Anyway, I'm including those quotes for two reasons. First off, because I love them; they speak so deeply to the creative process and many of the things that I believe about art, that I celebrate them in papers and at cocktail parties and around campfires, often to very serious head nodding. Secondly, because I love them and use them as a constant excuse to not push myself harder to do the necessary writerly things that might not be as pleasurable as writing literature.

Ouch. It hurts to admit that.

But it's true. I don't wanna write a query letter. I don't wanna read the submission guidelines. I don't wanna buy a manila envelope to mail a manuscript to 10000ish zip code where, I'm almost certain, my manuscripts are insulating some of the tallest buildings in the city.

The only things I ever want to do, as far as writing is concerned, are read and write.
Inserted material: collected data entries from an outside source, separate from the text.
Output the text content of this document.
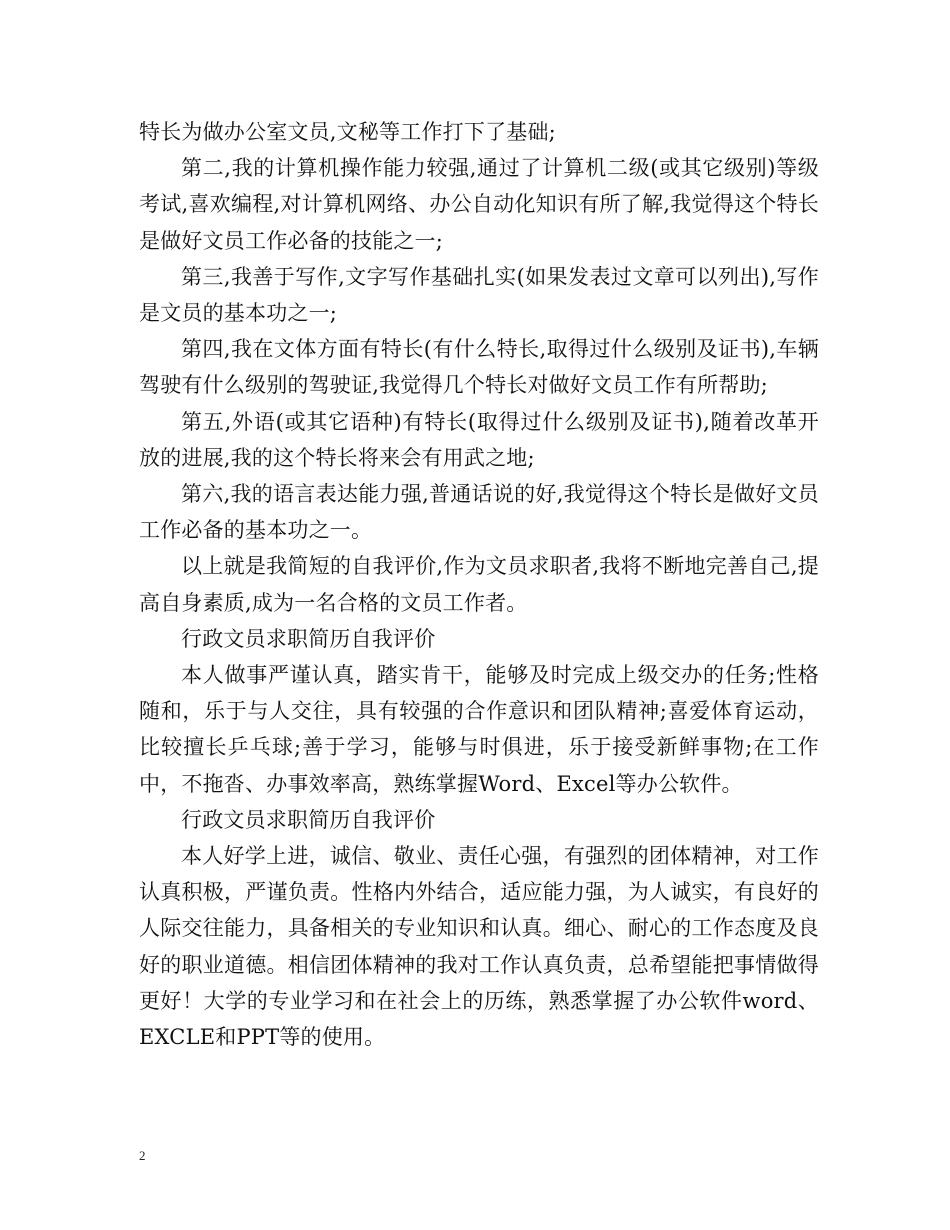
特长为做办公室文员,文秘等工作打下了基础;

第二,我的计算机操作能力较强,通过了计算机二级(或其它级别)等级考试,喜欢编程,对计算机网络、办公自动化知识有所了解,我觉得这个特长是做好文员工作必备的技能之一;

第三,我善于写作,文字写作基础扎实(如果发表过文章可以列出),写作是文员的基本功之一;

第四,我在文体方面有特长(有什么特长,取得过什么级别及证书),车辆驾驶有什么级别的驾驶证,我觉得几个特长对做好文员工作有所帮助;

第五,外语(或其它语种)有特长(取得过什么级别及证书),随着改革开放的进展,我的这个特长将来会有用武之地;

第六,我的语言表达能力强,普通话说的好,我觉得这个特长是做好文员工作必备的基本功之一。

以上就是我简短的自我评价,作为文员求职者,我将不断地完善自己,提高自身素质,成为一名合格的文员工作者。

行政文员求职简历自我评价

本人做事严谨认真，踏实肯干，能够及时完成上级交办的任务;性格随和，乐于与人交往，具有较强的合作意识和团队精神;喜爱体育运动，比较擅长乒乓球;善于学习，能够与时俱进，乐于接受新鲜事物;在工作中，不拖沓、办事效率高，熟练掌握Word、Excel等办公软件。

行政文员求职简历自我评价

本人好学上进，诚信、敬业、责任心强，有强烈的团体精神，对工作认真积极，严谨负责。性格内外结合，适应能力强，为人诚实，有良好的人际交往能力，具备相关的专业知识和认真。细心、耐心的工作态度及良好的职业道德。相信团体精神的我对工作认真负责，总希望能把事情做得更好！大学的专业学习和在社会上的历练，熟悉掌握了办公软件word、EXCLE和PPT等的使用。

2
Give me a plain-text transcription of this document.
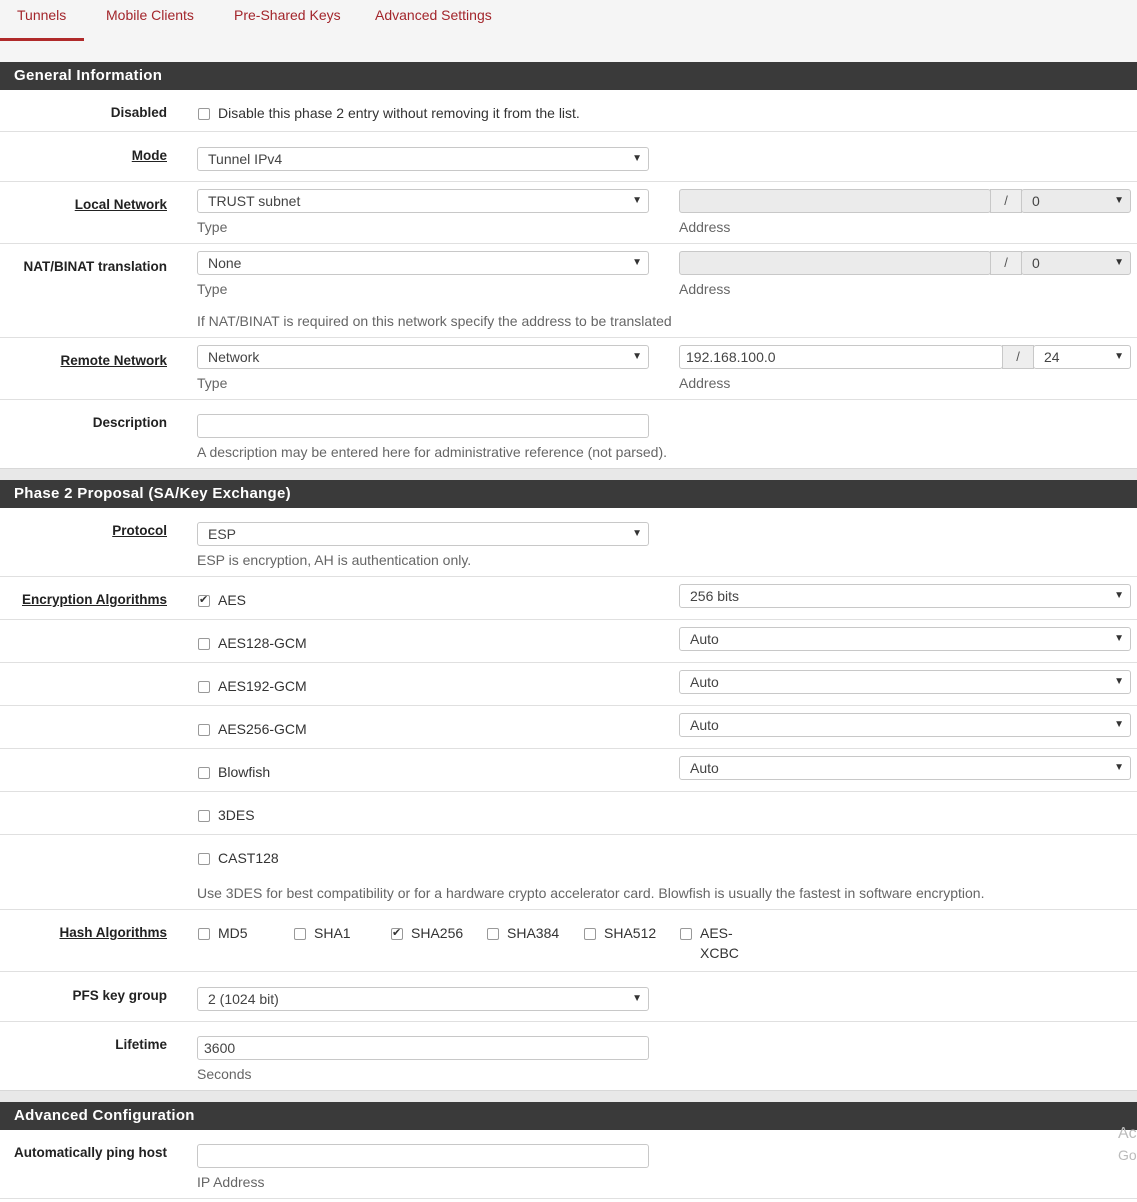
Tunnels	Mobile Clients	Pre-Shared Keys Advanced Settings
General Information
Disabled	Disable this phase 2 entry without removing it from the list.
Mode	Tunnel IPv4	▼
Local Network	TRUST subnet	▼
Type
/	0	▼
Address
NAT/BINAT translation	None	▼
Type
/	0	▼
Address
If NAT/BINAT is required on this network specify the address to be translated
Remote Network	Network	▼
Type
192.168.100.0	/	24	▼
Address
Description
A description may be entered here for administrative reference (not parsed).
Phase 2 Proposal (SA/Key Exchange)
Protocol	ESP	▼
ESP is encryption, AH is authentication only.
Encryption Algorithms ✔	AES	256 bits	▼
AES128-GCM	Auto	▼
AES192-GCM	Auto	▼
AES256-GCM	Auto	▼
Blowfish	Auto	▼
3DES
CAST128
Use 3DES for best compatibility or for a hardware crypto accelerator card. Blowfish is usually the fastest in software encryption.
Hash Algorithms	MD5	SHA1 ✔	SHA256	SHA384	SHA512	AES-
XCBC
PFS key group	2 (1024 bit)	▼
Lifetime	3600
Seconds
Advanced Configuration
Automatically ping host
IP Address
Ac
Go
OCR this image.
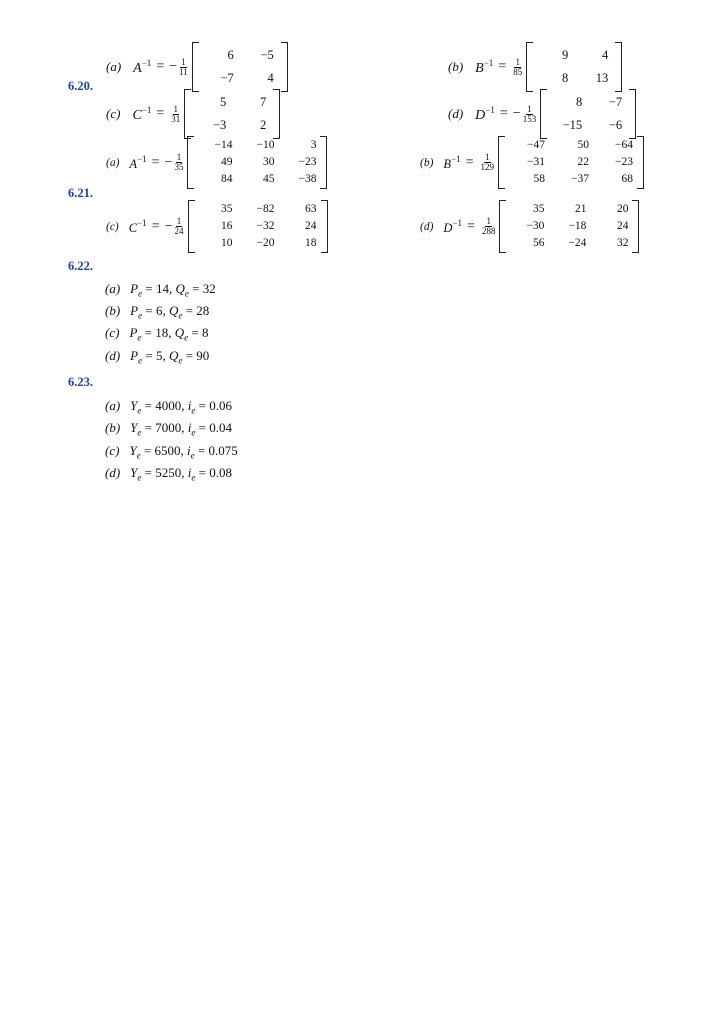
6.20.
(a) $A^{-1}$ = − $\frac{1}{11}$
6	−5
−7	4
(b) $B^{-1} = \frac{1}{85}$
9	4
8	13
(c) $C^{-1} = \frac{1}{31}$
5	7
−3	2
(d) $D^{-1}$ = − $\frac{1}{153}$
8	−7
−15	−6
6.21.
(a) $A^{-1}$ = − $\frac{1}{35}$
−14	−10	3
49	30	−23
84	45	−38
(b) $B^{-1} = \frac{1}{129}$
−47	50	−64
−31	22	−23
58	−37	68
(c) $C^{-1}$ = − $\frac{1}{24}$
35	−82	63
16	−32	24
10	−20	18
(d) $D^{-1} = \frac{1}{288}$
35	21	20
−30	−18	24
56	−24	32
6.22.
(a) $P_e = 14$, $Q_e = 32$
(b) $P_e = 6$, $Q_e = 28$
(c) $P_e = 18$, $Q_e = 8$
(d) $P_e = 5$, $Q_e = 90$
6.23.
(a) $Y_e = 4000$, $i_e = 0.06$
(b) $Y_e = 7000$, $i_e = 0.04$
(c) $Y_e = 6500$, $i_e = 0.075$
(d) $Y_e = 5250$, $i_e = 0.08$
But that's never enough. I think this might be a true story for a bunch of us out there in the world. For instance, by a show of hands, how many folks out there, like me, somehow expect an agent to happen across a manuscript and give you a call? (I'm typing with just the one hand right now, by the way.) Or it might be something else -- shouldn't a particular press be seeking out your very own work this minute, because you'd be a perfect fit for them?

Meanwhile, in my writing classes, one practice I insist my students engage is honesty -- not with the world, though I find that important to, but with themselves. Find the places you're being lazy, I tell them, and acknowledge that laziness. Often those lazinesses are easy to see. Some writers use a half dozen semicolons to build a monster sentence that goes nowhere, because they don't know how to advance their plot, their argument, their assertion. Others attempt to fit all 64 common prepositions into a single paragraph, because they've written something off topic and can't figure out how to get back to their text.

You can't lie to yourself and be a good writer.

No, scratch that again, one can be completely misguided in how one reads the world -- that might be how one creates such a compelling narrator.

But you can't lie to yourself about your writing and be a good writer. I'm working on a chapter right now in my epic oil narrative history clusterfuck, and in this chapter, I know, I absolutely know that the perspective is off. I've chosen, in fact, the completely wrong character to narrate this chapter. I've known that intuitively for a long time, but just last week, I admitted it. I said it out loud: "This chapter belongs to a different character." So after months of working and reworking a particular 5,000 words, I have to let it all go, redream it, see it from another angle.

That I'd been employing the wrong narrator all this time was hard to accept, though I knew it to be the truth. But, if I had recognized it earlier, I could have saved myself many headaches, countless frustrating hours, a full ream of paper . . . I might have completed the book manuscript by now, had I been honest with myself sooner.

So, okay, here I go: while what I want to be doing this afternoon is researching oil and writing awesome epic asskicking adventures about the early days of the industry, I'm going to sit down with Scrap and try to write two or three good sentences about it.

Such work is not glorious, not artful, but, if I must be truthful, necessary work.